Rep. Jesse Jackson Jr. calls Rod Blagojevich's sentence a "sad day," and says he believes he'll ultimately be vindicated at the end of a House Ethics Committee investigation.
Rep. Jesse Jackson Jr. says he didn't know former Gov. Rod Blagojevich had a brother until Blagojevich was indicted, and therefore couldn't have been working with the brother on a backroom deal for Barack Obama's vacant U.S. Senate seat.
"I have said from the beginning that I publicly and transparently sought [the appointment]," Jackson writes in an op-ed piece published in a few Illinois newspapers this week. "I did nothing illegal, unethical or inappropriate."
Still, a Congressional Ethics Committee last week announced it would continue investigating allegations Jackson sent emissaries to offer campaign cash in exchange for the seat, and prior to sentencing Blagojevich to 14 years in prison on Wednesday, Judge James Zagel himself said he believed there was an offer on the table.

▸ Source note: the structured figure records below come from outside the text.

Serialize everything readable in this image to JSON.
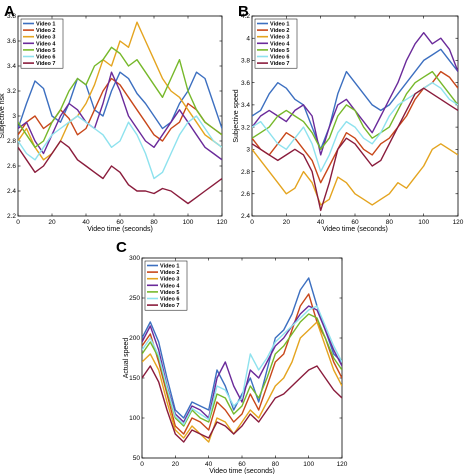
{
  "colors": {
    "Video 1": "#3c6fc0",
    "Video 2": "#c8471a",
    "Video 3": "#e4a41f",
    "Video 4": "#6a2a9a",
    "Video 5": "#76b82a",
    "Video 6": "#8ee2ee",
    "Video 7": "#8a1c3c"
  },
  "chart_data": [
    {
      "panel": "A",
      "type": "line",
      "xlabel": "Video time (seconds)",
      "ylabel": "Subjective risk",
      "xlim": [
        0,
        120
      ],
      "ylim": [
        2.2,
        3.8
      ],
      "xticks": [
        0,
        20,
        40,
        60,
        80,
        100,
        120
      ],
      "yticks": [
        2.2,
        2.4,
        2.6,
        2.8,
        3.0,
        3.2,
        3.4,
        3.6,
        3.8
      ],
      "legend": "top-left",
      "x": [
        0,
        5,
        10,
        15,
        20,
        25,
        30,
        35,
        40,
        45,
        50,
        55,
        60,
        65,
        70,
        75,
        80,
        85,
        90,
        95,
        100,
        105,
        110,
        115,
        120
      ],
      "series": [
        {
          "name": "Video 1",
          "values": [
            2.9,
            3.1,
            3.28,
            3.22,
            3.0,
            2.95,
            3.1,
            3.3,
            3.25,
            3.05,
            3.0,
            3.2,
            3.35,
            3.3,
            3.18,
            3.1,
            3.0,
            2.9,
            2.95,
            3.1,
            3.2,
            3.35,
            3.3,
            3.1,
            2.9
          ]
        },
        {
          "name": "Video 2",
          "values": [
            2.85,
            2.95,
            3.0,
            2.9,
            2.95,
            3.05,
            2.98,
            2.85,
            2.9,
            3.05,
            3.2,
            3.3,
            3.25,
            3.15,
            3.05,
            2.95,
            2.85,
            2.8,
            2.9,
            2.95,
            3.1,
            3.05,
            2.95,
            2.9,
            2.85
          ]
        },
        {
          "name": "Video 3",
          "values": [
            2.8,
            2.9,
            2.75,
            2.65,
            2.7,
            2.8,
            2.95,
            3.0,
            3.1,
            3.25,
            3.45,
            3.4,
            3.6,
            3.55,
            3.75,
            3.6,
            3.45,
            3.3,
            3.2,
            3.15,
            3.05,
            2.95,
            2.85,
            2.8,
            2.75
          ]
        },
        {
          "name": "Video 4",
          "values": [
            2.9,
            2.95,
            2.8,
            2.7,
            2.85,
            3.0,
            3.1,
            3.05,
            2.95,
            2.9,
            3.1,
            3.35,
            3.2,
            3.0,
            2.9,
            2.8,
            2.75,
            2.85,
            2.95,
            3.05,
            2.95,
            2.85,
            2.75,
            2.7,
            2.65
          ]
        },
        {
          "name": "Video 5",
          "values": [
            2.95,
            2.85,
            2.75,
            2.8,
            2.95,
            3.05,
            3.2,
            3.3,
            3.25,
            3.4,
            3.45,
            3.55,
            3.5,
            3.4,
            3.45,
            3.35,
            3.25,
            3.15,
            3.3,
            3.45,
            3.2,
            3.05,
            2.95,
            2.9,
            2.85
          ]
        },
        {
          "name": "Video 6",
          "values": [
            2.8,
            2.7,
            2.65,
            2.75,
            2.85,
            2.9,
            2.95,
            3.0,
            2.95,
            2.9,
            2.85,
            2.75,
            2.8,
            2.95,
            2.85,
            2.7,
            2.5,
            2.55,
            2.7,
            2.85,
            2.95,
            3.0,
            2.9,
            2.8,
            2.75
          ]
        },
        {
          "name": "Video 7",
          "values": [
            2.75,
            2.65,
            2.55,
            2.6,
            2.7,
            2.8,
            2.75,
            2.65,
            2.6,
            2.55,
            2.5,
            2.6,
            2.55,
            2.45,
            2.4,
            2.4,
            2.38,
            2.42,
            2.4,
            2.35,
            2.3,
            2.35,
            2.4,
            2.45,
            2.5
          ]
        }
      ]
    },
    {
      "panel": "B",
      "type": "line",
      "xlabel": "Video time (seconds)",
      "ylabel": "Subjective speed",
      "xlim": [
        0,
        120
      ],
      "ylim": [
        2.4,
        4.2
      ],
      "xticks": [
        0,
        20,
        40,
        60,
        80,
        100,
        120
      ],
      "yticks": [
        2.4,
        2.6,
        2.8,
        3.0,
        3.2,
        3.4,
        3.6,
        3.8,
        4.0,
        4.2
      ],
      "legend": "top-left",
      "x": [
        0,
        5,
        10,
        15,
        20,
        25,
        30,
        35,
        40,
        45,
        50,
        55,
        60,
        65,
        70,
        75,
        80,
        85,
        90,
        95,
        100,
        105,
        110,
        115,
        120
      ],
      "series": [
        {
          "name": "Video 1",
          "values": [
            3.3,
            3.35,
            3.5,
            3.6,
            3.55,
            3.45,
            3.4,
            3.2,
            3.0,
            3.2,
            3.5,
            3.7,
            3.6,
            3.5,
            3.4,
            3.35,
            3.4,
            3.5,
            3.6,
            3.7,
            3.8,
            3.85,
            3.9,
            3.8,
            3.7
          ]
        },
        {
          "name": "Video 2",
          "values": [
            3.1,
            3.0,
            2.95,
            3.05,
            3.15,
            3.1,
            3.0,
            2.9,
            2.7,
            2.85,
            3.0,
            3.15,
            3.1,
            3.0,
            2.95,
            3.05,
            3.1,
            3.2,
            3.3,
            3.45,
            3.55,
            3.6,
            3.7,
            3.65,
            3.55
          ]
        },
        {
          "name": "Video 3",
          "values": [
            3.0,
            2.9,
            2.8,
            2.7,
            2.6,
            2.65,
            2.8,
            2.7,
            2.5,
            2.55,
            2.75,
            2.7,
            2.6,
            2.55,
            2.5,
            2.55,
            2.6,
            2.7,
            2.65,
            2.75,
            2.85,
            3.0,
            3.05,
            3.0,
            2.95
          ]
        },
        {
          "name": "Video 4",
          "values": [
            3.2,
            3.3,
            3.35,
            3.3,
            3.25,
            3.35,
            3.4,
            3.3,
            2.95,
            3.2,
            3.4,
            3.45,
            3.35,
            3.25,
            3.15,
            3.3,
            3.45,
            3.6,
            3.8,
            3.95,
            4.05,
            3.95,
            4.0,
            3.9,
            3.7
          ]
        },
        {
          "name": "Video 5",
          "values": [
            3.1,
            3.15,
            3.2,
            3.3,
            3.35,
            3.3,
            3.25,
            3.15,
            3.0,
            3.1,
            3.3,
            3.4,
            3.35,
            3.2,
            3.1,
            3.15,
            3.2,
            3.35,
            3.5,
            3.6,
            3.65,
            3.7,
            3.6,
            3.5,
            3.4
          ]
        },
        {
          "name": "Video 6",
          "values": [
            3.2,
            3.25,
            3.15,
            3.05,
            3.0,
            3.1,
            3.2,
            3.05,
            2.8,
            2.95,
            3.15,
            3.25,
            3.2,
            3.1,
            3.05,
            3.15,
            3.3,
            3.4,
            3.45,
            3.5,
            3.55,
            3.6,
            3.55,
            3.45,
            3.4
          ]
        },
        {
          "name": "Video 7",
          "values": [
            3.05,
            3.0,
            2.95,
            2.9,
            2.95,
            3.0,
            2.95,
            2.8,
            2.45,
            2.7,
            3.0,
            3.1,
            3.05,
            2.95,
            2.85,
            2.9,
            3.05,
            3.2,
            3.35,
            3.5,
            3.55,
            3.5,
            3.45,
            3.4,
            3.35
          ]
        }
      ]
    },
    {
      "panel": "C",
      "type": "line",
      "xlabel": "Video time (seconds)",
      "ylabel": "Actual speed",
      "xlim": [
        0,
        120
      ],
      "ylim": [
        50,
        300
      ],
      "xticks": [
        0,
        20,
        40,
        60,
        80,
        100,
        120
      ],
      "yticks": [
        50,
        100,
        150,
        200,
        250,
        300
      ],
      "legend": "top-left",
      "x": [
        0,
        5,
        10,
        15,
        20,
        25,
        30,
        35,
        40,
        45,
        50,
        55,
        60,
        65,
        70,
        75,
        80,
        85,
        90,
        95,
        100,
        105,
        110,
        115,
        120
      ],
      "series": [
        {
          "name": "Video 1",
          "values": [
            200,
            220,
            195,
            150,
            110,
            100,
            120,
            115,
            110,
            160,
            140,
            110,
            130,
            150,
            120,
            160,
            200,
            210,
            230,
            260,
            275,
            240,
            210,
            180,
            170
          ]
        },
        {
          "name": "Video 2",
          "values": [
            190,
            205,
            170,
            130,
            90,
            80,
            100,
            95,
            85,
            120,
            110,
            95,
            105,
            130,
            110,
            140,
            170,
            180,
            210,
            240,
            255,
            220,
            200,
            170,
            150
          ]
        },
        {
          "name": "Video 3",
          "values": [
            170,
            180,
            160,
            120,
            85,
            75,
            90,
            80,
            70,
            100,
            95,
            80,
            95,
            110,
            100,
            120,
            140,
            150,
            170,
            200,
            210,
            220,
            190,
            160,
            140
          ]
        },
        {
          "name": "Video 4",
          "values": [
            195,
            215,
            185,
            140,
            105,
            95,
            115,
            110,
            100,
            150,
            170,
            140,
            120,
            160,
            150,
            170,
            190,
            200,
            215,
            230,
            240,
            235,
            210,
            185,
            165
          ]
        },
        {
          "name": "Video 5",
          "values": [
            180,
            195,
            175,
            135,
            100,
            90,
            110,
            100,
            95,
            130,
            125,
            105,
            115,
            140,
            125,
            150,
            180,
            190,
            205,
            220,
            230,
            225,
            200,
            175,
            160
          ]
        },
        {
          "name": "Video 6",
          "values": [
            185,
            200,
            178,
            138,
            102,
            92,
            112,
            105,
            98,
            140,
            135,
            115,
            125,
            180,
            160,
            175,
            195,
            205,
            215,
            225,
            235,
            240,
            215,
            190,
            170
          ]
        },
        {
          "name": "Video 7",
          "values": [
            150,
            165,
            145,
            110,
            80,
            70,
            85,
            80,
            75,
            95,
            90,
            80,
            90,
            105,
            95,
            110,
            125,
            130,
            140,
            150,
            160,
            165,
            150,
            135,
            125
          ]
        }
      ]
    }
  ],
  "panels": [
    {
      "letter": "A"
    },
    {
      "letter": "B"
    },
    {
      "letter": "C"
    }
  ]
}
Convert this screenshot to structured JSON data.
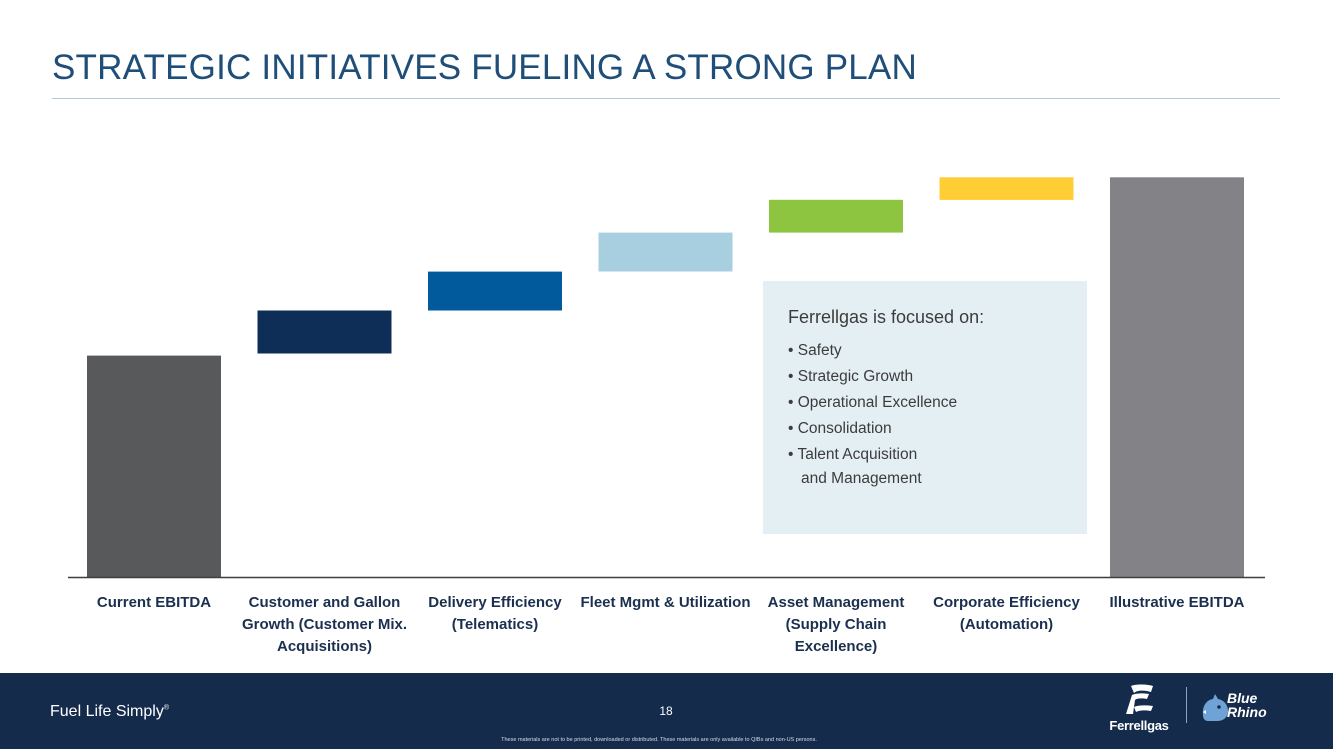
{
  "slide": {
    "title": "STRATEGIC INITIATIVES FUELING A STRONG PLAN"
  },
  "chart_data": {
    "type": "bar",
    "subtype": "waterfall",
    "title": "",
    "xlabel": "",
    "ylabel": "",
    "ylim": [
      0,
      100
    ],
    "y_axis_labels_shown": false,
    "grid": false,
    "categories": [
      "Current EBITDA",
      "Customer and Gallon Growth (Customer Mix. Acquisitions)",
      "Delivery Efficiency (Telematics)",
      "Fleet Mgmt & Utilization",
      "Asset Management (Supply Chain Excellence)",
      "Corporate Efficiency (Automation)",
      "Illustrative EBITDA"
    ],
    "bars": [
      {
        "kind": "total",
        "start": 0,
        "end": 54.0,
        "color": "#58595b"
      },
      {
        "kind": "increment",
        "start": 54.5,
        "end": 65.0,
        "color": "#0e2d57"
      },
      {
        "kind": "increment",
        "start": 65.0,
        "end": 74.5,
        "color": "#005a9c"
      },
      {
        "kind": "increment",
        "start": 74.5,
        "end": 84.0,
        "color": "#a8cfe0"
      },
      {
        "kind": "increment",
        "start": 84.0,
        "end": 92.0,
        "color": "#8dc540"
      },
      {
        "kind": "increment",
        "start": 92.0,
        "end": 97.5,
        "color": "#ffcd34"
      },
      {
        "kind": "total",
        "start": 0,
        "end": 97.5,
        "color": "#838387"
      }
    ],
    "axis_line_color": "#3f3f3f"
  },
  "focus_box": {
    "heading": "Ferrellgas is focused on:",
    "items": [
      "• Safety",
      "• Strategic Growth",
      "• Operational Excellence",
      "• Consolidation",
      "• Talent Acquisition\nand Management"
    ]
  },
  "footer": {
    "tagline": "Fuel Life Simply",
    "tagline_mark": "®",
    "page_number": "18",
    "disclaimer": "These materials are not to be printed, downloaded or distributed. These materials are only available to QIBs and non-US persons.",
    "logo_ferrellgas": "Ferrellgas",
    "logo_bluerhino_line1": "Blue",
    "logo_bluerhino_line2": "Rhino"
  },
  "colors": {
    "title": "#1f4e79",
    "footer_background": "#142b4c",
    "focus_box_background": "#e4eff3",
    "label_text": "#1b2f4f"
  }
}
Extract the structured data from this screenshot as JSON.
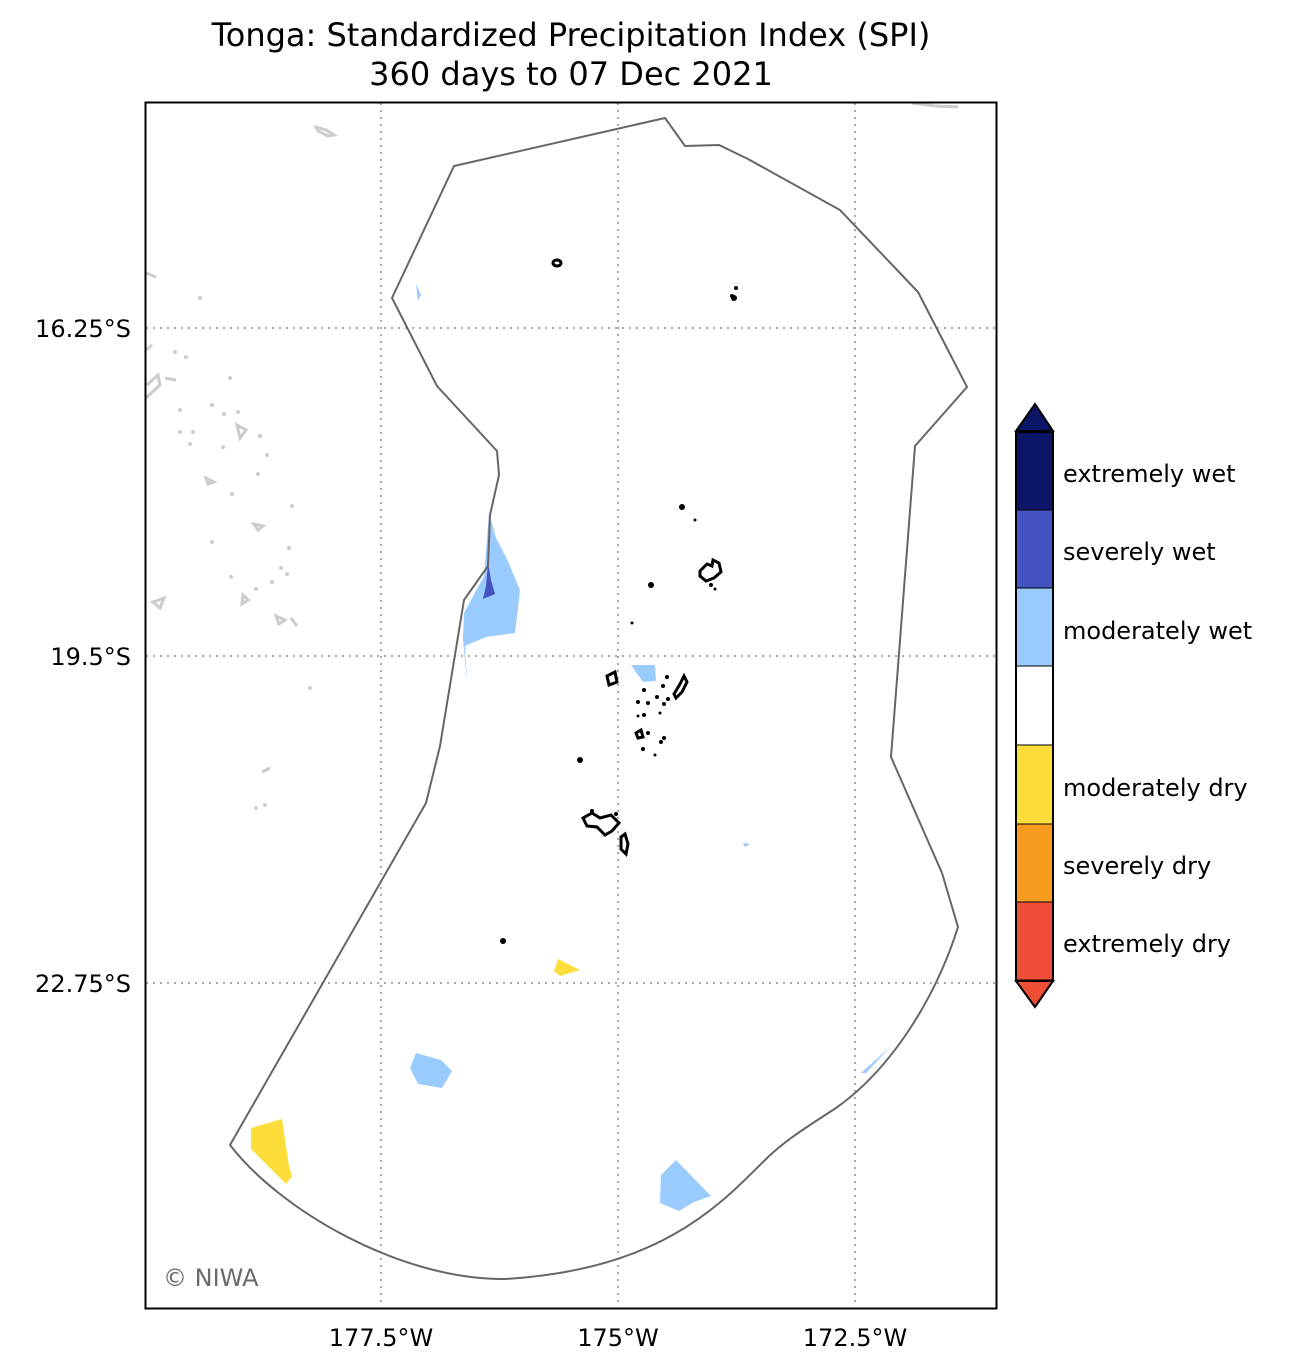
{
  "title": "Tonga: Standardized Precipitation Index (SPI)",
  "subtitle": "360 days to 07 Dec 2021",
  "lat_ticks": [
    "16.25°S",
    "19.5°S",
    "22.75°S"
  ],
  "lon_ticks": [
    "177.5°W",
    "175°W",
    "172.5°W"
  ],
  "credit": "© NIWA",
  "colorbar": {
    "items": [
      {
        "label": "extremely wet",
        "color": "#0b1766"
      },
      {
        "label": "severely wet",
        "color": "#4453c2"
      },
      {
        "label": "moderately wet",
        "color": "#9acbff"
      },
      {
        "label": "",
        "color": "#ffffff"
      },
      {
        "label": "moderately dry",
        "color": "#fcdd3a"
      },
      {
        "label": "severely dry",
        "color": "#f79b1f"
      },
      {
        "label": "extremely dry",
        "color": "#ef4f36"
      }
    ]
  },
  "colors": {
    "eez_boundary": "#666666",
    "gridline": "#aaaaaa",
    "land_tonga": "#000000",
    "land_neighbours": "#cccccc"
  }
}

In a television interview from Nashville, Blagojevich's brother, Robert Blagojevich, reiterated a charge that he was approached by two people wanting to work out a deal.
"I saw the inappropriateness of that and told them, emphatically, 'No,'" he said.
Robert Blagojevich last week said he'd sent a letter to the House Ethics Committee offering to testify against Jackson.
Reporters seeking Jackson's reaction to Blagojevich's sentence and Zagel's charge first had to chase Jackson's SUV as it sped away from them as he arrived at a Thursday evening press event with letter carriers.
"I'm going to be commenting on matters that affect the postal workers," he said when reporters caught up with him.
He did, but began with the Blagojevich controversy.
"His misconduct tarnished our state," Jackson told those gathered to denounce recent proposals by the United States Postal Service to slash service.
Afterward, Jackson was again greeted by reporters.
"No one is shouting with glee [and] excitement about what has happened and what has transpired, and so during this holiday season, I think all of us have a lot to be thankful for, but also a lot to be reflective of as we try to conduct the peoples' business with the highest level of dignity," he said.
Jackson refused to comment on Zagel's remarks, pointing instead to his published essay.
Asked about the ongoing ethics investigation, Jackson said he was "very confident" that he will ultimately be vindicated.